A dummy (indicator) variable takes values 0 or 1 to represent group membership, allowing categorical variables to enter linear regression. The coefficient on a dummy captures the mean difference in y between that group and the omitted reference group, holding all other regressors constant. For a variable with k categories, include k−1 dummies to avoid perfect multicollinearity (the dummy variable trap). Interaction terms between a dummy and a continuous variable allow the slope on the continuous variable to differ across groups, enabling tests of whether relationships are heterogeneous.
Run a gender wage gap regression with and without control variables to see how the dummy coefficient changes — this illustrates both interpretation and the role of controls in reducing omitted variable bias.
A dummy variable (also called an indicator variable) is a 0/1 switch that lets categorical information enter a regression. Suppose you want to know whether women earn less than men, controlling for education and experience. You can't use "gender" directly as a number — it has no natural scale. Instead, you create a variable that equals 1 if female and 0 if male. The OLS regression then estimates a separate intercept shift for the female group: the coefficient on the dummy tells you the average wage gap, holding education and experience constant. This is the core insight — the dummy converts a group membership question into a coefficient interpretation you already know from multiple regression.
The reference category is the group coded as 0, and every dummy coefficient is interpreted as a difference *relative to that baseline*. If you have three education categories — high school, college, and graduate — you'd include two dummies and leave one out. The omitted category becomes the reference. A coefficient of +$15,000 on the college dummy means college graduates earn $15,000 more on average than high school graduates (the reference), holding other variables constant. You could make any category the reference; the predicted values and group differences don't change, only the coefficient labels.
The dummy variable trap is what happens when you include all k dummies for a k-category variable. Each observation must belong to exactly one category, so the dummies always sum to 1 — exactly equal to the intercept column. This perfect multicollinearity means the matrix (X'X) cannot be inverted, and OLS has no unique solution. The fix is mechanical: always omit one category. This is not a data problem — it's a modeling rule. Software packages typically drop a category automatically, but you should know which one was dropped to interpret coefficients correctly.

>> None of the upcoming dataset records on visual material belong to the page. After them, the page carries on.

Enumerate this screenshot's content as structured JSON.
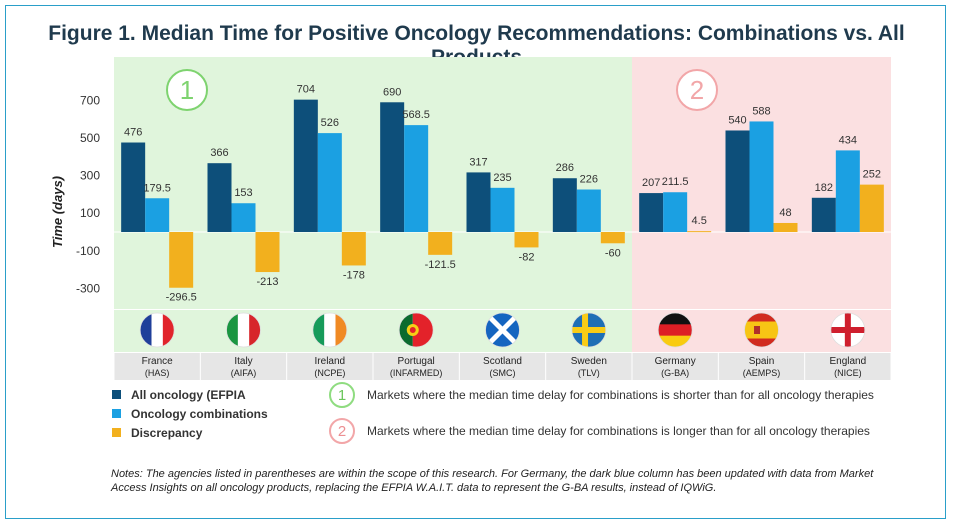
{
  "title": "Figure 1. Median Time for Positive Oncology Recommendations: Combinations vs. All Products",
  "chart_data": {
    "type": "bar",
    "ylabel": "Time (days)",
    "ylim": [
      -390,
      800
    ],
    "yticks": [
      700,
      500,
      300,
      100,
      -100,
      -300
    ],
    "categories": [
      "France",
      "Italy",
      "Ireland",
      "Portugal",
      "Scotland",
      "Sweden",
      "Germany",
      "Spain",
      "England"
    ],
    "agencies": [
      "(HAS)",
      "(AIFA)",
      "(NCPE)",
      "(INFARMED)",
      "(SMC)",
      "(TLV)",
      "(G-BA)",
      "(AEMPS)",
      "(NICE)"
    ],
    "series": [
      {
        "name": "All oncology (EFPIA",
        "color": "#0d4f7a",
        "values": [
          476,
          366,
          704,
          690,
          317,
          286,
          207,
          540,
          182
        ]
      },
      {
        "name": "Oncology combinations",
        "color": "#1ba0e2",
        "values": [
          179.5,
          153,
          526,
          568.5,
          235,
          226,
          211.5,
          588,
          434
        ]
      },
      {
        "name": "Discrepancy",
        "color": "#f2b01e",
        "values": [
          -296.5,
          -213,
          -178,
          -121.5,
          -82,
          -60,
          4.5,
          48,
          252
        ]
      }
    ],
    "labels": [
      [
        "476",
        "179.5",
        "-296.5"
      ],
      [
        "366",
        "153",
        "-213"
      ],
      [
        "704",
        "526",
        "-178"
      ],
      [
        "690",
        "568.5",
        "-121.5"
      ],
      [
        "317",
        "235",
        "-82"
      ],
      [
        "286",
        "226",
        "-60"
      ],
      [
        "207",
        "211.5",
        "4.5"
      ],
      [
        "540",
        "588",
        "48"
      ],
      [
        "182",
        "434",
        "252"
      ]
    ],
    "regions": [
      {
        "badge": "1",
        "color": "#e0f5dc",
        "accent": "#7ed36f",
        "count": 6
      },
      {
        "badge": "2",
        "color": "#fbe0e1",
        "accent": "#f2a6a8",
        "count": 3
      }
    ]
  },
  "flags": [
    "france",
    "italy",
    "ireland",
    "portugal",
    "scotland",
    "sweden",
    "germany",
    "spain",
    "england"
  ],
  "key": [
    {
      "badge": "1",
      "text": "Markets where the median time delay for combinations is shorter than for all oncology therapies"
    },
    {
      "badge": "2",
      "text": "Markets where the median time delay for combinations is longer than for all oncology therapies"
    }
  ],
  "notes": "Notes: The agencies listed in parentheses are within the scope of this research. For Germany, the dark blue column has been updated with data from Market Access Insights on all oncology products, replacing the EFPIA W.A.I.T. data to represent the G-BA results, instead of IQWiG."
}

Interaction terms extend dummy variables into testing whether the *slope* of a continuous variable differs across groups. If you interact the female dummy with years of education, the interaction coefficient estimates how much the return to education differs for women versus men. A positive interaction means education pays off more for women; a negative one means less. Without the interaction, your model assumes the slope on education is identical for both groups — the dummy only shifts the intercept. With the interaction, you allow the line itself to have a different angle. This is a powerful generalization: the dummy controls for level differences, while the interaction term captures heterogeneous relationships, enabling you to test whether any relationship you've estimated is the same across groups.